Building block design reduces the number of changes that need to be tested. Vendors now also offer virtual instances of many device types, often at little or no charge, but with limited performance. Validating configuration changes to these devices is critical.

The network team may need to work with other IT departments to create a test environment that accurately reflects the operational network. Ideally, the test environment will include applications and test clients to generate network traffic.

  • Network verification. Intent-based networking (IBN) is the hottest industry topic, and you can start implementing IBN by creating a set of basic network checks. Verifying the state of your network is a great way to reduce automation risk. Network verification is also the best tool to verify that your network is operating as expected, even before you deploy automated changes.
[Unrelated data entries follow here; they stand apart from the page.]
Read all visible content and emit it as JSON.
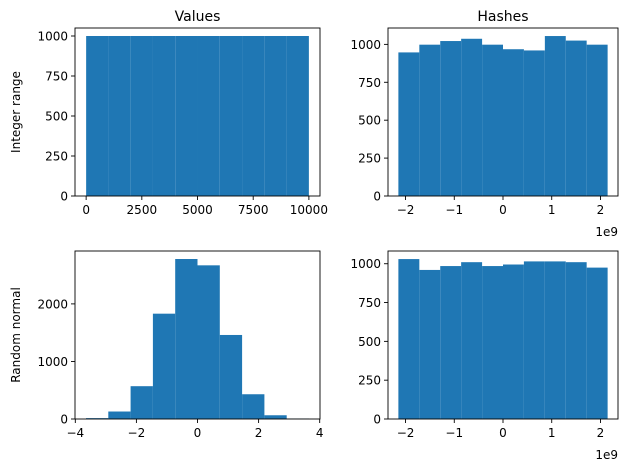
{
  "colors": {
    "bar": "#1f77b4",
    "axis": "#000000",
    "background": "#ffffff"
  },
  "chart_data": [
    {
      "type": "bar",
      "subtype": "histogram",
      "title": "Values",
      "ylabel": "Integer range",
      "xlabel": "",
      "bin_edges": [
        0,
        1000,
        2000,
        3000,
        4000,
        5000,
        6000,
        7000,
        8000,
        9000,
        10000
      ],
      "counts": [
        1000,
        1000,
        1000,
        1000,
        1000,
        1000,
        1000,
        1000,
        1000,
        1000
      ],
      "xlim": [
        -500,
        10499
      ],
      "ylim": [
        0,
        1050
      ],
      "xticks": [
        0,
        2500,
        5000,
        7500,
        10000
      ],
      "xtick_labels": [
        "0",
        "2500",
        "5000",
        "7500",
        "10000"
      ],
      "yticks": [
        0,
        250,
        500,
        750,
        1000
      ],
      "ytick_labels": [
        "0",
        "250",
        "500",
        "750",
        "1000"
      ],
      "offset_label": "",
      "grid": false
    },
    {
      "type": "bar",
      "subtype": "histogram",
      "title": "Hashes",
      "ylabel": "",
      "xlabel": "",
      "bin_edges": [
        -2.147,
        -1.717,
        -1.288,
        -0.859,
        -0.429,
        0.0,
        0.429,
        0.859,
        1.288,
        1.717,
        2.147
      ],
      "counts": [
        947,
        998,
        1022,
        1037,
        998,
        968,
        960,
        1055,
        1025,
        998
      ],
      "xlim": [
        -2.36,
        2.36
      ],
      "ylim": [
        0,
        1108
      ],
      "xticks": [
        -2,
        -1,
        0,
        1,
        2
      ],
      "xtick_labels": [
        "−2",
        "−1",
        "0",
        "1",
        "2"
      ],
      "yticks": [
        0,
        250,
        500,
        750,
        1000
      ],
      "ytick_labels": [
        "0",
        "250",
        "500",
        "750",
        "1000"
      ],
      "offset_label": "1e9",
      "grid": false
    },
    {
      "type": "bar",
      "subtype": "histogram",
      "title": "",
      "ylabel": "Random normal",
      "xlabel": "",
      "bin_edges": [
        -3.65,
        -2.92,
        -2.19,
        -1.46,
        -0.73,
        0.0,
        0.73,
        1.46,
        2.19,
        2.92,
        3.65
      ],
      "counts": [
        15,
        130,
        570,
        1830,
        2780,
        2670,
        1460,
        430,
        65,
        8
      ],
      "xlim": [
        -4.01,
        4.01
      ],
      "ylim": [
        0,
        2919
      ],
      "xticks": [
        -4,
        -2,
        0,
        2,
        4
      ],
      "xtick_labels": [
        "−4",
        "−2",
        "0",
        "2",
        "4"
      ],
      "yticks": [
        0,
        1000,
        2000
      ],
      "ytick_labels": [
        "0",
        "1000",
        "2000"
      ],
      "offset_label": "",
      "grid": false
    },
    {
      "type": "bar",
      "subtype": "histogram",
      "title": "",
      "ylabel": "",
      "xlabel": "",
      "bin_edges": [
        -2.147,
        -1.717,
        -1.288,
        -0.859,
        -0.429,
        0.0,
        0.429,
        0.859,
        1.288,
        1.717,
        2.147
      ],
      "counts": [
        1030,
        960,
        985,
        1010,
        985,
        995,
        1015,
        1015,
        1010,
        975
      ],
      "xlim": [
        -2.36,
        2.36
      ],
      "ylim": [
        0,
        1082
      ],
      "xticks": [
        -2,
        -1,
        0,
        1,
        2
      ],
      "xtick_labels": [
        "−2",
        "−1",
        "0",
        "1",
        "2"
      ],
      "yticks": [
        0,
        250,
        500,
        750,
        1000
      ],
      "ytick_labels": [
        "0",
        "250",
        "500",
        "750",
        "1000"
      ],
      "offset_label": "1e9",
      "grid": false
    }
  ]
}
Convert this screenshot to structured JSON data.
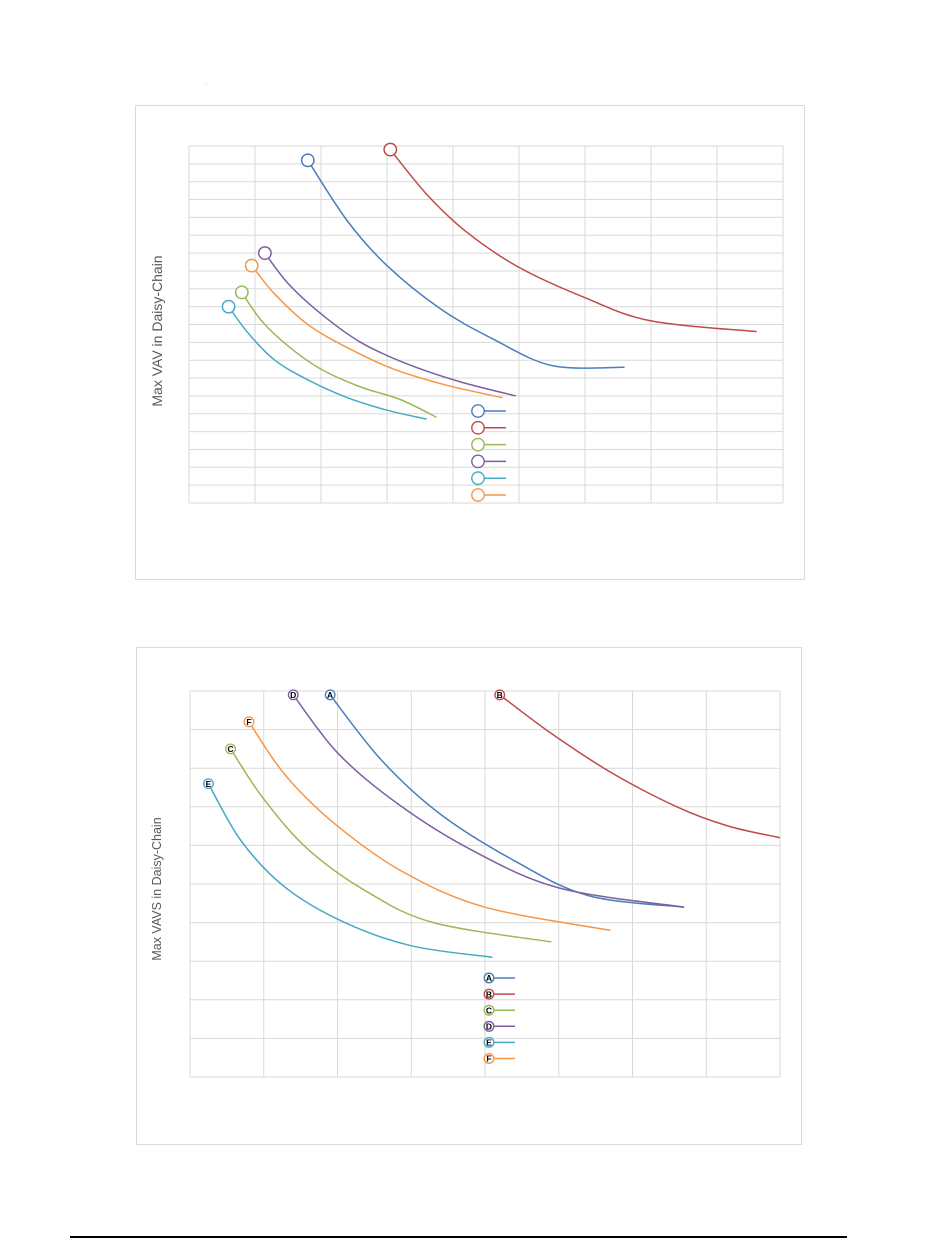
{
  "charts": [
    {
      "ylabel": "Max VAV in Daisy-Chain",
      "marker": "circle",
      "colors": {
        "A": "#4a7ebb",
        "B": "#be4b48",
        "C": "#98b954",
        "D": "#7d60a0",
        "E": "#46aac5",
        "F": "#f79646"
      }
    },
    {
      "ylabel": "Max VAVS in Daisy-Chain",
      "marker": "letter",
      "colors": {
        "A": "#4a7ebb",
        "B": "#be4b48",
        "C": "#98b954",
        "D": "#7d60a0",
        "E": "#46aac5",
        "F": "#f79646"
      }
    }
  ],
  "chart_data": [
    {
      "type": "line",
      "title": "",
      "xlabel": "",
      "ylabel": "Max VAV in Daisy-Chain",
      "xlim": [
        0,
        9
      ],
      "ylim": [
        0,
        20
      ],
      "grid": true,
      "legend": "bottom-center",
      "series": [
        {
          "name": "",
          "x": [
            1.8,
            2.4,
            3.0,
            3.8,
            4.6,
            5.5,
            6.6
          ],
          "y": [
            19.2,
            15.8,
            13.3,
            10.9,
            9.2,
            7.7,
            7.6
          ]
        },
        {
          "name": "",
          "x": [
            3.05,
            3.6,
            4.2,
            5.0,
            6.0,
            7.0,
            8.6
          ],
          "y": [
            19.8,
            17.3,
            15.2,
            13.2,
            11.5,
            10.2,
            9.6
          ]
        },
        {
          "name": "",
          "x": [
            0.8,
            1.1,
            1.5,
            2.0,
            2.6,
            3.2,
            3.75
          ],
          "y": [
            11.8,
            10.2,
            8.8,
            7.5,
            6.5,
            5.8,
            4.8
          ]
        },
        {
          "name": "",
          "x": [
            1.15,
            1.5,
            2.0,
            2.6,
            3.3,
            4.1,
            4.95
          ],
          "y": [
            14.0,
            12.3,
            10.6,
            9.0,
            7.8,
            6.8,
            6.0
          ]
        },
        {
          "name": "",
          "x": [
            0.6,
            0.9,
            1.3,
            1.8,
            2.4,
            3.0,
            3.6
          ],
          "y": [
            11.0,
            9.5,
            8.0,
            6.9,
            5.9,
            5.2,
            4.7
          ]
        },
        {
          "name": "",
          "x": [
            0.95,
            1.3,
            1.8,
            2.4,
            3.1,
            3.9,
            4.75
          ],
          "y": [
            13.3,
            11.7,
            10.0,
            8.7,
            7.5,
            6.6,
            5.9
          ]
        }
      ]
    },
    {
      "type": "line",
      "title": "",
      "xlabel": "",
      "ylabel": "Max VAVS in Daisy-Chain",
      "xlim": [
        0,
        8
      ],
      "ylim": [
        0,
        10
      ],
      "grid": true,
      "legend": "bottom-center",
      "series": [
        {
          "name": "A",
          "x": [
            1.9,
            2.6,
            3.4,
            4.4,
            5.4,
            6.7
          ],
          "y": [
            9.9,
            8.2,
            6.8,
            5.6,
            4.7,
            4.4
          ]
        },
        {
          "name": "B",
          "x": [
            4.2,
            4.9,
            5.7,
            6.6,
            7.3,
            8.0
          ],
          "y": [
            9.9,
            8.9,
            7.9,
            7.0,
            6.5,
            6.2
          ]
        },
        {
          "name": "C",
          "x": [
            0.55,
            1.0,
            1.6,
            2.4,
            3.3,
            4.9
          ],
          "y": [
            8.5,
            7.2,
            5.9,
            4.8,
            4.0,
            3.5
          ]
        },
        {
          "name": "D",
          "x": [
            1.4,
            2.0,
            2.8,
            3.8,
            5.0,
            6.7
          ],
          "y": [
            9.9,
            8.4,
            7.1,
            5.9,
            4.9,
            4.4
          ]
        },
        {
          "name": "E",
          "x": [
            0.25,
            0.7,
            1.3,
            2.1,
            3.0,
            4.1
          ],
          "y": [
            7.6,
            6.1,
            4.9,
            4.0,
            3.4,
            3.1
          ]
        },
        {
          "name": "F",
          "x": [
            0.8,
            1.3,
            2.0,
            2.9,
            4.0,
            5.7
          ],
          "y": [
            9.2,
            7.8,
            6.5,
            5.3,
            4.4,
            3.8
          ]
        }
      ]
    }
  ]
}
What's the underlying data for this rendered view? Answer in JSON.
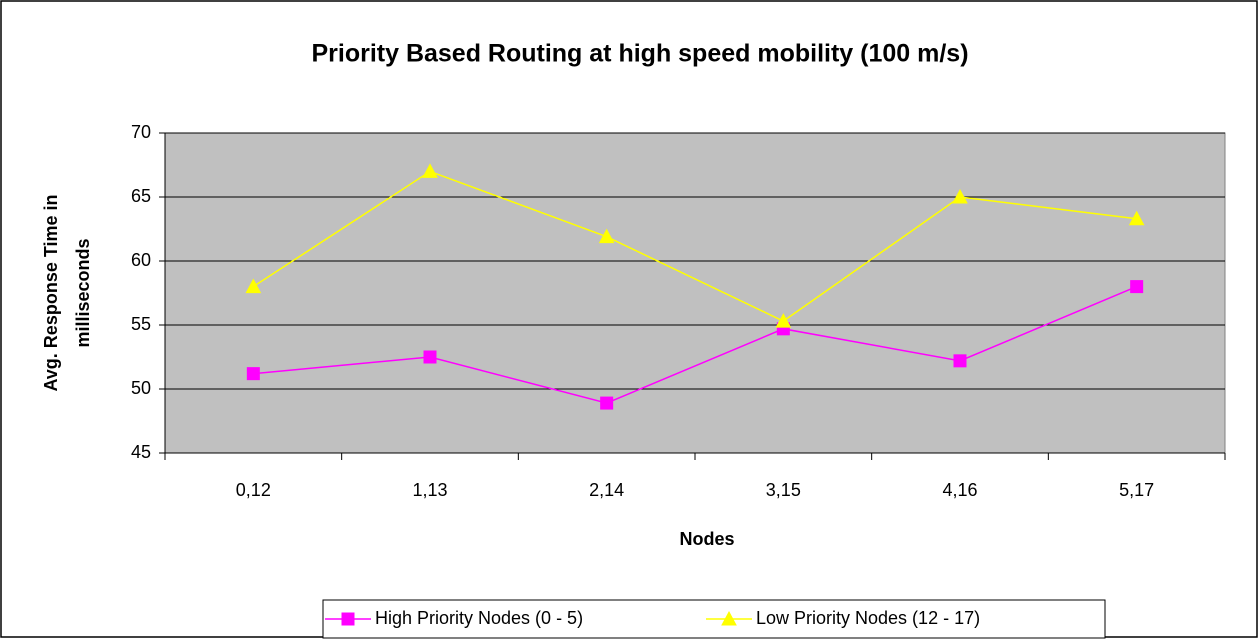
{
  "chart_data": {
    "type": "line",
    "title": "Priority Based Routing at high speed mobility (100 m/s)",
    "xlabel": "Nodes",
    "ylabel": [
      "Avg. Response Time in",
      "milliseconds"
    ],
    "categories": [
      "0,12",
      "1,13",
      "2,14",
      "3,15",
      "4,16",
      "5,17"
    ],
    "series": [
      {
        "name": "High Priority Nodes (0 - 5)",
        "color": "#ff00ff",
        "marker": "square",
        "values": [
          51.2,
          52.5,
          48.9,
          54.7,
          52.2,
          58.0
        ]
      },
      {
        "name": "Low Priority Nodes (12 - 17)",
        "color": "#ffff00",
        "marker": "triangle",
        "values": [
          58.0,
          67.0,
          61.9,
          55.3,
          65.0,
          63.3
        ]
      }
    ],
    "ylim": [
      45,
      70
    ],
    "yticks": [
      45,
      50,
      55,
      60,
      65,
      70
    ],
    "grid": true,
    "plot_background": "#c0c0c0",
    "legend": "bottom"
  }
}
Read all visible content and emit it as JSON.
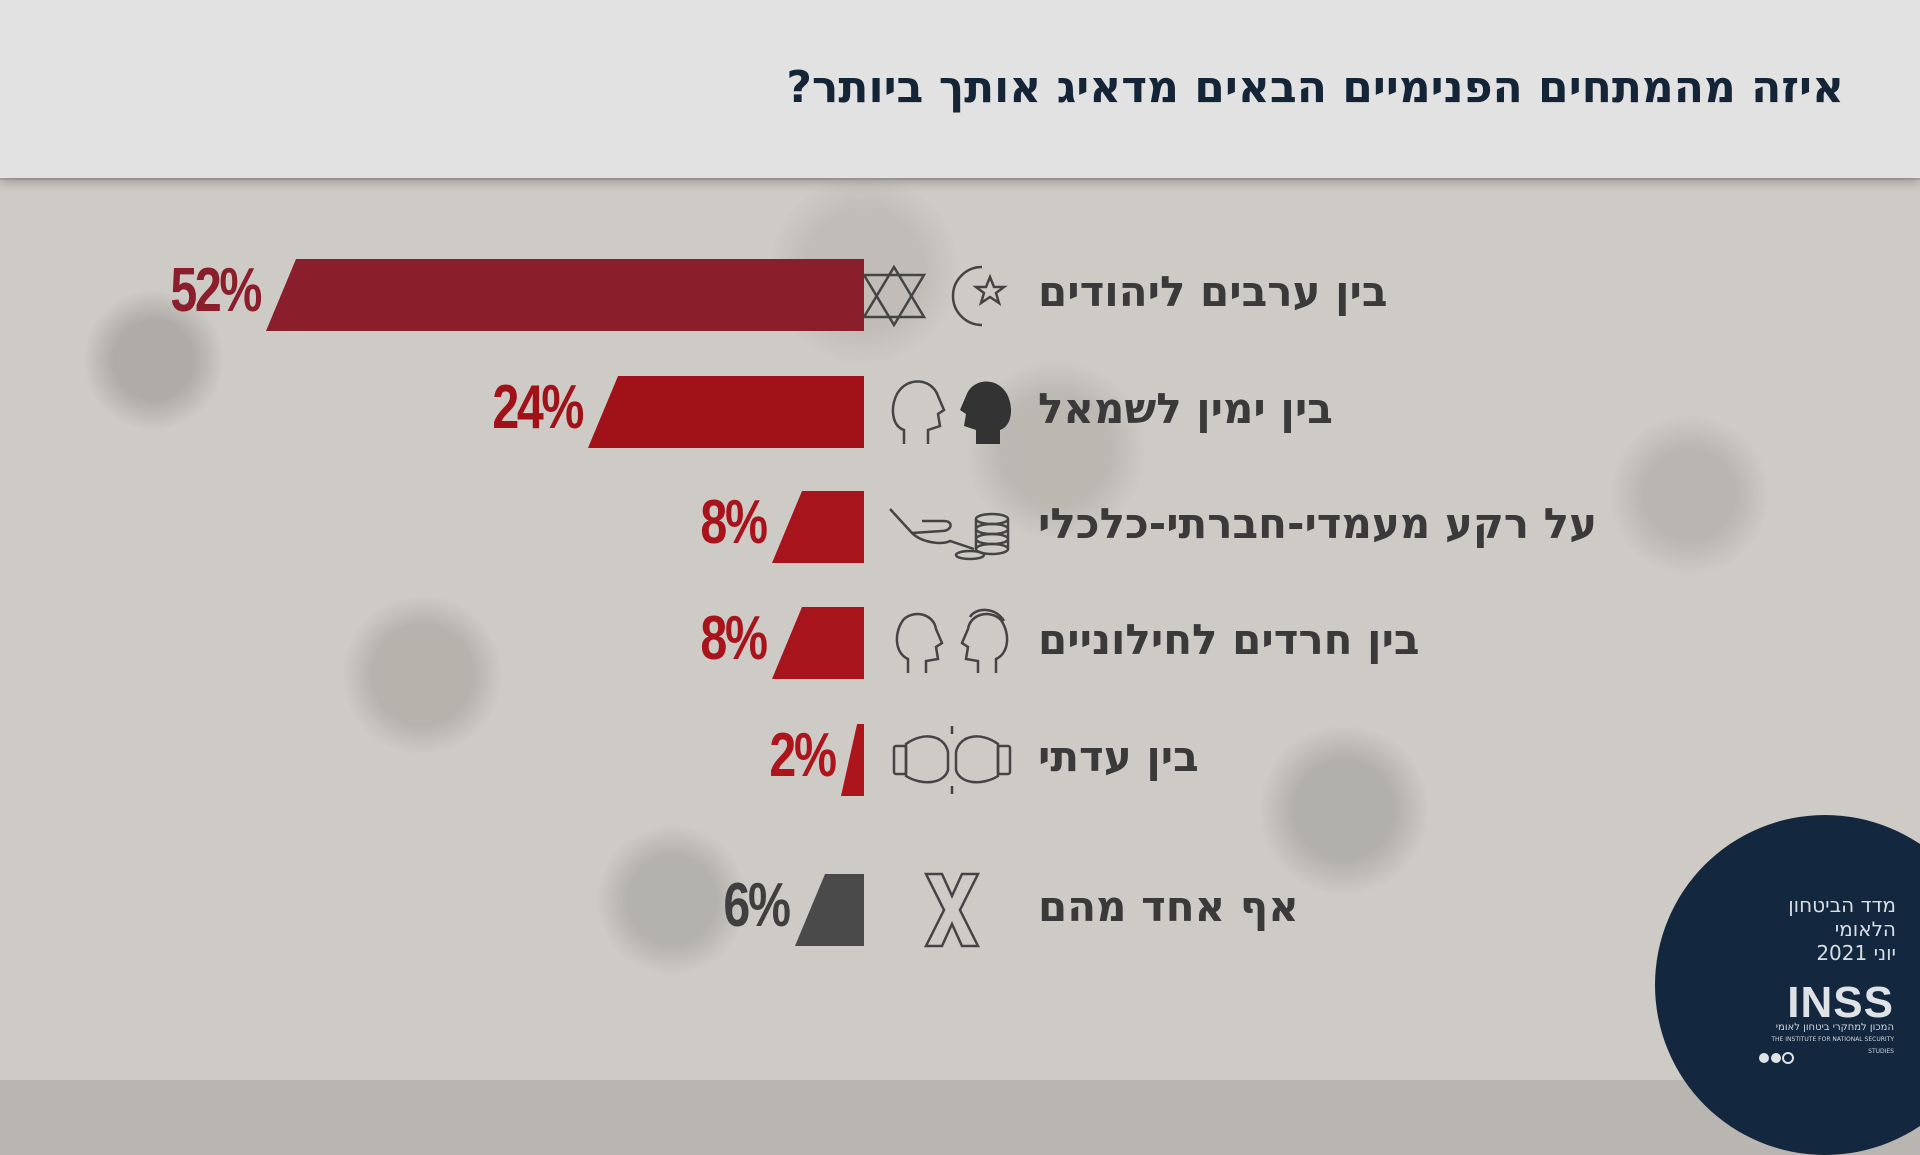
{
  "title": "איזה מהמתחים הפנימיים הבאים מדאיג אותך ביותר?",
  "chart_data": {
    "type": "bar",
    "orientation": "horizontal",
    "categories": [
      "בין ערבים ליהודים",
      "בין ימין לשמאל",
      "על רקע מעמדי-חברתי-כלכלי",
      "בין חרדים לחילוניים",
      "בין עדתי",
      "אף אחד מהם"
    ],
    "values": [
      52,
      24,
      8,
      8,
      2,
      6
    ],
    "value_labels": [
      "52%",
      "24%",
      "8%",
      "8%",
      "2%",
      "6%"
    ],
    "unit": "%",
    "colors": [
      "#8a1e2b",
      "#a01218",
      "#a8141b",
      "#a8141b",
      "#ad151c",
      "#4a4a4a"
    ],
    "icons": [
      "star-of-david-crescent-icon",
      "two-heads-icon",
      "hand-coins-icon",
      "two-faces-icon",
      "boxing-gloves-icon",
      "x-icon"
    ]
  },
  "footer": {
    "index_name": "מדד הביטחון הלאומי",
    "date": "יוני 2021",
    "logo": "INSS",
    "institute": "המכון למחקרי ביטחון לאומי",
    "institute_en": "THE INSTITUTE FOR NATIONAL SECURITY STUDIES"
  },
  "colors": {
    "header_bg": "#e2e2e2",
    "title": "#142538",
    "corner": "#13283e"
  }
}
To verify that your network is connected and operating as expected, review the network status. This includes device interface status, address assignments, neighboring devices, and Layer 2 and Layer 3 network protocol information. You will not make any changes to the network at this stage. Intent-based validation scripts should create alerts when checks fail, which enables teams to take appropriate actions in a timely manner.

The network validation script can then become a tool you use during future changes to perform pre- and post-change network validation checks. If any pre-change validation check fails, abort the change. Likewise, if a post-validation check fails, alert network staff and potentially abort the change. Be sure to repeat the pre-change validation after the change to ensure the network is back to the state it was in before the change.

Make it feasible

The most important concept for any network change system is to have a process that reduces risk. Manual changes will use change control boards and review cycles, and these processes are still necessary. But automation will add other processes, such as automatic verification before and after the change.

If you are just getting started with automation, limit your work to read-only tasks that do not impact the network. Most importantly, you should start using network automation.